Esclavagisme et déchéance de nationalité

A quoi pourrait bien servir la déchéance de nationalité, qui, dans l'immédiat, ne sert qu'à diviser la société, alors même que, comme le montre l'historien de l'immigration et de la nationalité, Patrick Weil, appliquée à l'esclavagisme non seulement elle n'a servi à rien mais, en plus, n'a jamais pu être mise en pratique ?...

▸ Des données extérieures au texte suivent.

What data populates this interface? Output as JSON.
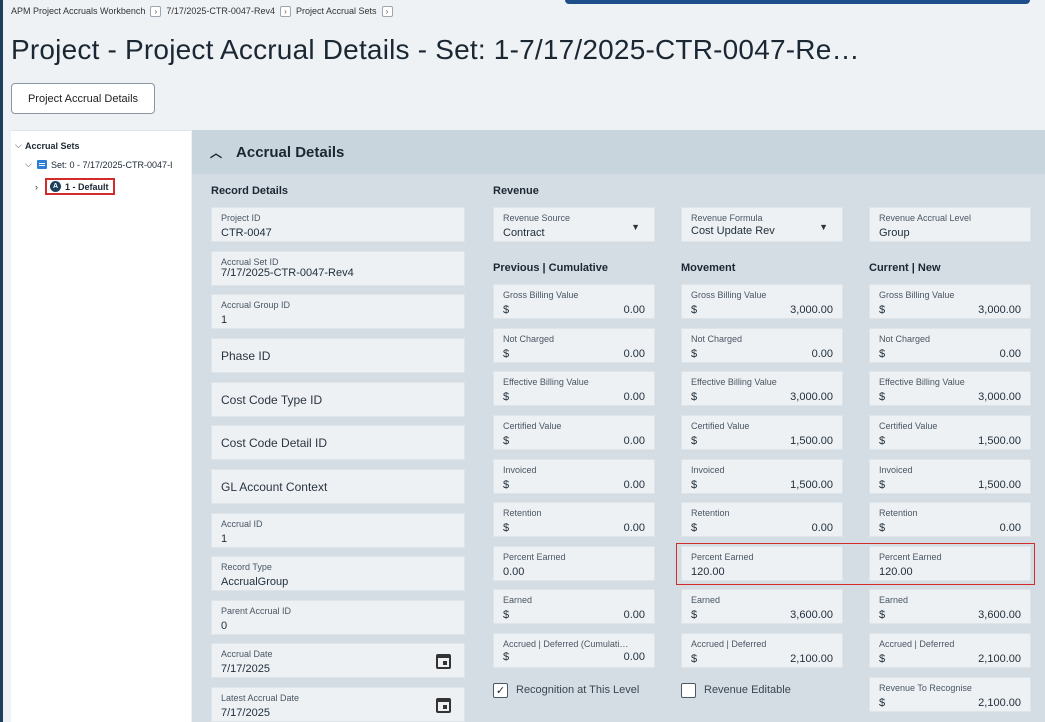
{
  "breadcrumb": [
    "APM Project Accruals Workbench",
    "7/17/2025-CTR-0047-Rev4",
    "Project Accrual Sets"
  ],
  "page_title": "Project - Project Accrual Details - Set: 1-7/17/2025-CTR-0047-Re…",
  "details_button": "Project Accrual Details",
  "tree": {
    "root": "Accrual Sets",
    "set": "Set: 0 - 7/17/2025-CTR-0047-I",
    "item": "1 - Default",
    "item_badge": "A"
  },
  "section": {
    "title": "Accrual Details"
  },
  "record_details": {
    "title": "Record Details",
    "fields": [
      {
        "label": "Project ID",
        "value": "CTR-0047"
      },
      {
        "label": "Accrual Set ID",
        "value": "7/17/2025-CTR-0047-Rev4"
      },
      {
        "label": "Accrual Group ID",
        "value": "1"
      },
      {
        "label": "Phase ID",
        "value": ""
      },
      {
        "label": "Cost Code Type ID",
        "value": ""
      },
      {
        "label": "Cost Code Detail ID",
        "value": ""
      },
      {
        "label": "GL Account Context",
        "value": ""
      },
      {
        "label": "Accrual ID",
        "value": "1"
      },
      {
        "label": "Record Type",
        "value": "AccrualGroup"
      },
      {
        "label": "Parent Accrual ID",
        "value": "0"
      },
      {
        "label": "Accrual Date",
        "value": "7/17/2025"
      },
      {
        "label": "Latest Accrual Date",
        "value": "7/17/2025"
      }
    ]
  },
  "revenue": {
    "title": "Revenue",
    "source": {
      "label": "Revenue Source",
      "value": "Contract"
    },
    "formula": {
      "label": "Revenue Formula",
      "value": "Cost Update Rev"
    },
    "level": {
      "label": "Revenue Accrual Level",
      "value": "Group"
    }
  },
  "currency": "$",
  "previous": {
    "title": "Previous | Cumulative",
    "gross": {
      "label": "Gross Billing Value",
      "value": "0.00"
    },
    "not_charged": {
      "label": "Not Charged",
      "value": "0.00"
    },
    "effective": {
      "label": "Effective Billing Value",
      "value": "0.00"
    },
    "certified": {
      "label": "Certified Value",
      "value": "0.00"
    },
    "invoiced": {
      "label": "Invoiced",
      "value": "0.00"
    },
    "retention": {
      "label": "Retention",
      "value": "0.00"
    },
    "percent": {
      "label": "Percent Earned",
      "value": "0.00"
    },
    "earned": {
      "label": "Earned",
      "value": "0.00"
    },
    "accrued": {
      "label": "Accrued | Deferred (Cumulati…",
      "value": "0.00"
    }
  },
  "movement": {
    "title": "Movement",
    "gross": {
      "label": "Gross Billing Value",
      "value": "3,000.00"
    },
    "not_charged": {
      "label": "Not Charged",
      "value": "0.00"
    },
    "effective": {
      "label": "Effective Billing Value",
      "value": "3,000.00"
    },
    "certified": {
      "label": "Certified Value",
      "value": "1,500.00"
    },
    "invoiced": {
      "label": "Invoiced",
      "value": "1,500.00"
    },
    "retention": {
      "label": "Retention",
      "value": "0.00"
    },
    "percent": {
      "label": "Percent Earned",
      "value": "120.00"
    },
    "earned": {
      "label": "Earned",
      "value": "3,600.00"
    },
    "accrued": {
      "label": "Accrued | Deferred",
      "value": "2,100.00"
    }
  },
  "current": {
    "title": "Current | New",
    "gross": {
      "label": "Gross Billing Value",
      "value": "3,000.00"
    },
    "not_charged": {
      "label": "Not Charged",
      "value": "0.00"
    },
    "effective": {
      "label": "Effective Billing Value",
      "value": "3,000.00"
    },
    "certified": {
      "label": "Certified Value",
      "value": "1,500.00"
    },
    "invoiced": {
      "label": "Invoiced",
      "value": "1,500.00"
    },
    "retention": {
      "label": "Retention",
      "value": "0.00"
    },
    "percent": {
      "label": "Percent Earned",
      "value": "120.00"
    },
    "earned": {
      "label": "Earned",
      "value": "3,600.00"
    },
    "accrued": {
      "label": "Accrued | Deferred",
      "value": "2,100.00"
    },
    "to_recognise": {
      "label": "Revenue To Recognise",
      "value": "2,100.00"
    }
  },
  "checkboxes": {
    "recognition": {
      "label": "Recognition at This Level",
      "checked": true
    },
    "editable": {
      "label": "Revenue Editable",
      "checked": false
    }
  },
  "icons": {
    "check": "check-icon",
    "calendar": "calendar-icon",
    "dropdown": "dropdown-arrow-icon"
  },
  "colors": {
    "highlight": "#d12b2b",
    "header": "#c9d5dc",
    "panel": "#d3dde3"
  }
}
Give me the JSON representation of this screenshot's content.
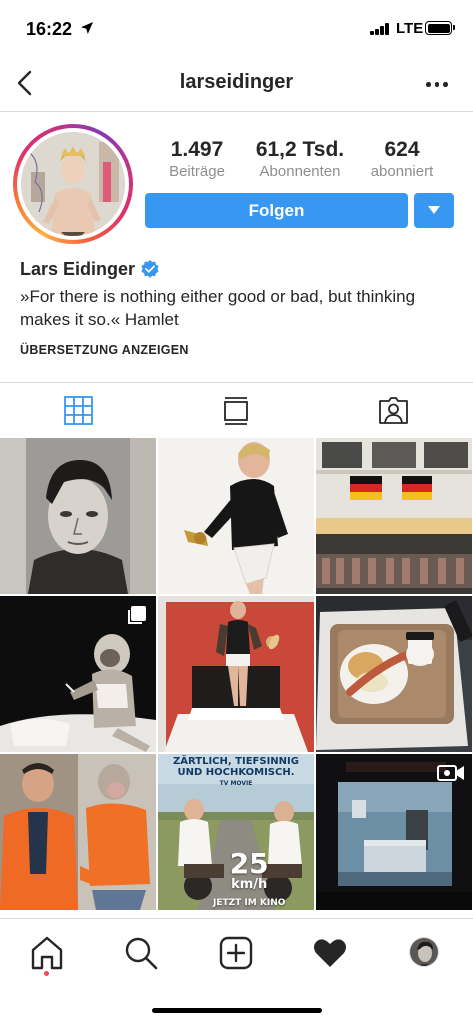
{
  "status_bar": {
    "time": "16:22",
    "network": "LTE",
    "icons": [
      "location-arrow-icon",
      "signal-icon",
      "battery-icon"
    ]
  },
  "header": {
    "title": "larseidinger",
    "icons": [
      "back-chevron-icon",
      "more-options-icon"
    ]
  },
  "profile": {
    "name": "Lars Eidinger",
    "verified": true,
    "bio": "»For there is nothing either good or bad, but thinking makes it so.« Hamlet",
    "translate_label": "ÜBERSETZUNG ANZEIGEN",
    "stats": [
      {
        "value": "1.497",
        "label": "Beiträge"
      },
      {
        "value": "61,2 Tsd.",
        "label": "Abonnenten"
      },
      {
        "value": "624",
        "label": "abonniert"
      }
    ],
    "follow_label": "Folgen"
  },
  "tabs": [
    {
      "icon": "grid-icon",
      "active": true
    },
    {
      "icon": "feed-list-icon",
      "active": false
    },
    {
      "icon": "tagged-person-icon",
      "active": false
    }
  ],
  "grid": {
    "posts": [
      {
        "subject": "portrait-drawing",
        "type": "photo"
      },
      {
        "subject": "man-in-black-turtleneck",
        "type": "photo"
      },
      {
        "subject": "building-with-flags",
        "type": "photo"
      },
      {
        "subject": "monkey-dressed-on-chair",
        "type": "multiple"
      },
      {
        "subject": "man-on-hotel-bed",
        "type": "photo"
      },
      {
        "subject": "breakfast-tray",
        "type": "photo"
      },
      {
        "subject": "man-and-baboon-in-orange",
        "type": "photo"
      },
      {
        "subject": "movie-poster",
        "type": "photo",
        "headline_1": "ZÄRTLICH, TIEFSINNIG",
        "headline_2": "UND HOCHKOMISCH.",
        "source": "TV MOVIE",
        "speed": "25",
        "unit": "km/h",
        "release": "JETZT IM KINO"
      },
      {
        "subject": "hospital-room",
        "type": "video"
      }
    ]
  },
  "bottom_nav": {
    "items": [
      "home-icon",
      "search-icon",
      "add-post-icon",
      "activity-heart-icon",
      "profile-avatar-icon"
    ],
    "home_notification": true
  },
  "colors": {
    "accent": "#3897f0",
    "text": "#262626",
    "secondary_text": "#8e8e8e",
    "divider": "#dbdbdb",
    "notification": "#ed4956"
  }
}
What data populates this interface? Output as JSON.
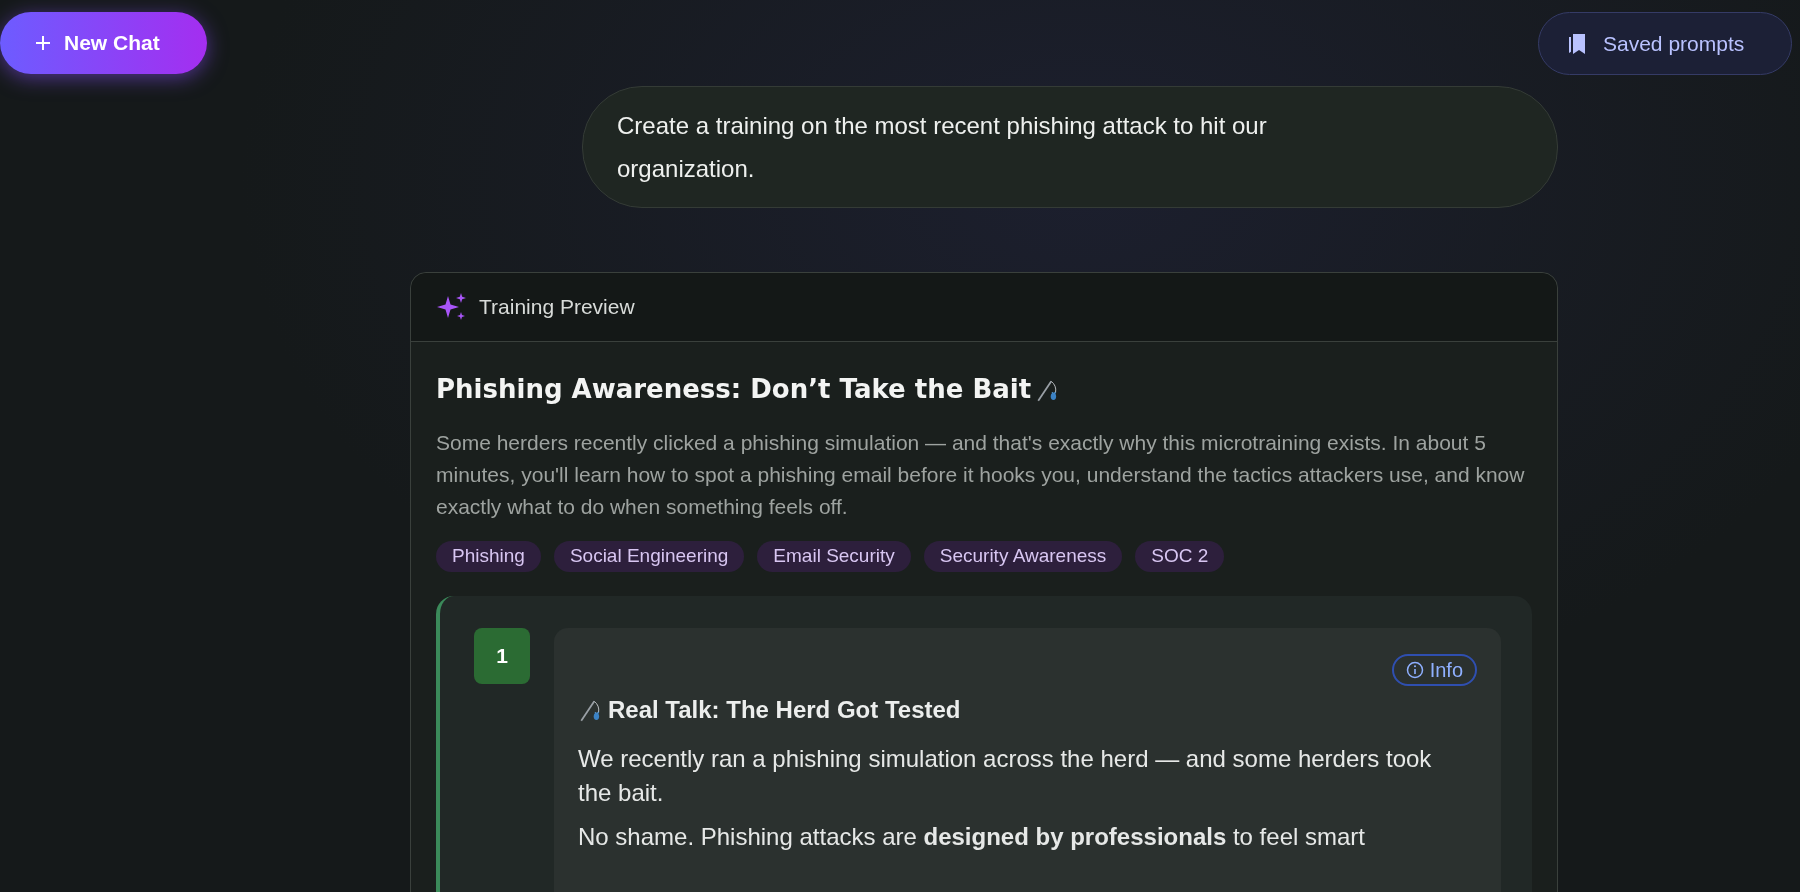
{
  "header": {
    "new_chat": "New Chat",
    "saved_prompts": "Saved prompts"
  },
  "user_message": "Create a training on the most recent phishing attack to hit our organization.",
  "preview": {
    "label": "Training Preview",
    "title": "Phishing Awareness: Don’t Take the Bait",
    "description": "Some herders recently clicked a phishing simulation — and that's exactly why this microtraining exists. In about 5 minutes, you'll learn how to spot a phishing email before it hooks you, understand the tactics attackers use, and know exactly what to do when something feels off.",
    "tags": [
      "Phishing",
      "Social Engineering",
      "Email Security",
      "Security Awareness",
      "SOC 2"
    ],
    "steps": [
      {
        "number": "1",
        "badge": "Info",
        "heading": "Real Talk: The Herd Got Tested",
        "paragraphs": [
          "We recently ran a phishing simulation across the herd — and some herders took the bait.",
          "No shame. Phishing attacks are **designed by professionals** to feel smart"
        ]
      }
    ]
  }
}
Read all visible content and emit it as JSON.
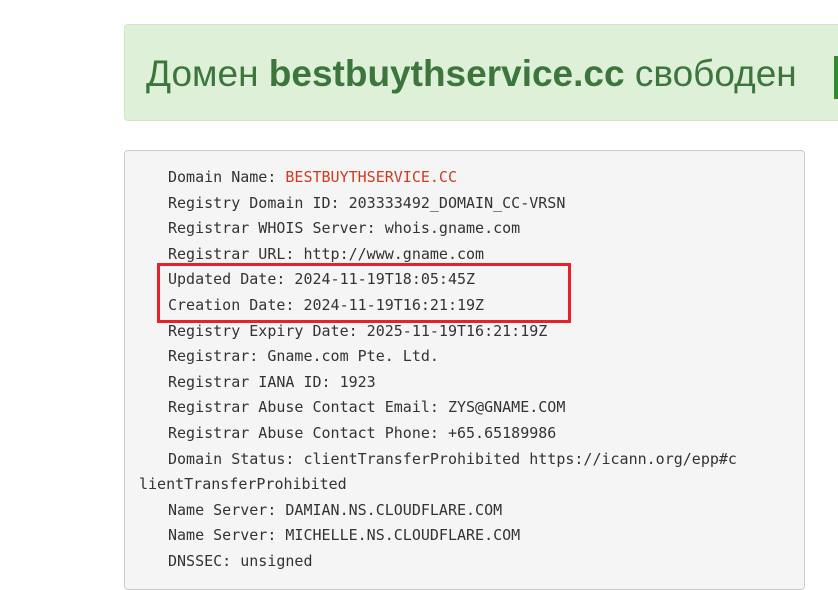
{
  "banner": {
    "prefix": "Домен",
    "domain": "bestbuythservice.cc",
    "suffix": "свободен",
    "colors": {
      "background": "#dff0d8",
      "text": "#3c763d"
    }
  },
  "whois": {
    "domain_name_label": "Domain Name: ",
    "domain_name_value": "BESTBUYTHSERVICE.CC",
    "lines": [
      "Registry Domain ID: 203333492_DOMAIN_CC-VRSN",
      "Registrar WHOIS Server: whois.gname.com",
      "Registrar URL: http://www.gname.com",
      "Updated Date: 2024-11-19T18:05:45Z",
      "Creation Date: 2024-11-19T16:21:19Z",
      "Registry Expiry Date: 2025-11-19T16:21:19Z",
      "Registrar: Gname.com Pte. Ltd.",
      "Registrar IANA ID: 1923",
      "Registrar Abuse Contact Email: ZYS@GNAME.COM",
      "Registrar Abuse Contact Phone: +65.65189986",
      "Domain Status: clientTransferProhibited https://icann.org/epp#c",
      "lientTransferProhibited",
      "Name Server: DAMIAN.NS.CLOUDFLARE.COM",
      "Name Server: MICHELLE.NS.CLOUDFLARE.COM",
      "DNSSEC: unsigned"
    ],
    "colors": {
      "value_highlight": "#d03b1f",
      "annotation_box": "#e8202a",
      "panel_background": "#f5f5f5"
    }
  }
}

Dans son excellent ouvrage publié aux éditions Grasset, en juillet 2015, sous forme de dialogue avec le journaliste du Monde, Nicolas Truong, Le Sens de la République, l’historien de l’immigration et de la nationalité, Patrick Weil, par ailleurs directeur de recherche au CNRS, développe un propos extrêmement intéressant qui prend un relief tout particulier dans le débat actuel. Dans le chapitre 3 intitulé, Liberté pour l’histoire ou permis d’amnésie ?, Patrick Weil entreprend de remettre à leur place les historiens et diverses personnalités — 21 au total, les nommer n’aurait strictement aucun intérêt et n’apporterait rien à ce billet, on peut toujours se reporter à la page 49 du Sens de la République — qui s’étaient indignés, en 2001, lors du vote de la loi Taubira, que la traite des Noirs par les Européens fût considérée comme un crime contre l’humanité, ce qui, pour les 21 précédemment évoqués, induisait une regrettable comparaison avec la Shoah. Françoise Chandernagor, vice-présidente de Liberté pour l’histoire, s’était même aventurée à déclarer que « les concepts de crime contre l’humanité — 1945 à Nuremberg — et de génocide — 1948 à l’ONU —sont récents » (p-50) ce qui impliquerait, pour elle comme pour Pierre Nora, qu’il ne saurait y avoir de rétroactivité appliquée à l’esclavage. 

Or Patrick Weil affirme qu’ils ont historiquement tort et que « par paresse, ils n’ont pas fait leur travail d’historien », puisque le 27 avril 1848, le gouvernement de la République abolit définitivement l’esclavage, sur la base du rapport de Victor Schœlcher, et déclare l’esclavage « crime de lèse-humanité » et « défend à tout Français de posséder, d’acquérir, de vendre des esclaves ou de participer même indirectement au trafic de la chair humaine, sous peine de perdre sa nationalité. » Or, précise l’historien de l’immigration et de la nationalité, cette peine n’a jamais été appliquée. Voilà donc une information qui ne manque pas d’intérêt dans le débat qui émeut, à juste titre, les défenseurs de la démocratie et dans lequel  les coups de menton matignonesques remplacent abondamment l’argumentation et la réflexion. 

 

Donc, s’il est acquis que l’esclavagisme a bien été et demeure un crime contre l’humanité, il est avéré que la mise en place de la déchéance de nationalité, qui devait punir tout esclavagiste de français, n’a jamais pu être mise en pratique. A l’heure où le pouvoir exécutif essaie, par tous les moyens, de faire croire à l’opinion publique que la déchéance de nationalité est l’arme absolue pour débarrasser le pays des terroristes potentiels, en mettant honteusement au pilori tous les binationaux sans exception, ce rappel historique de Patrick Weil constitue un rappel à la raison.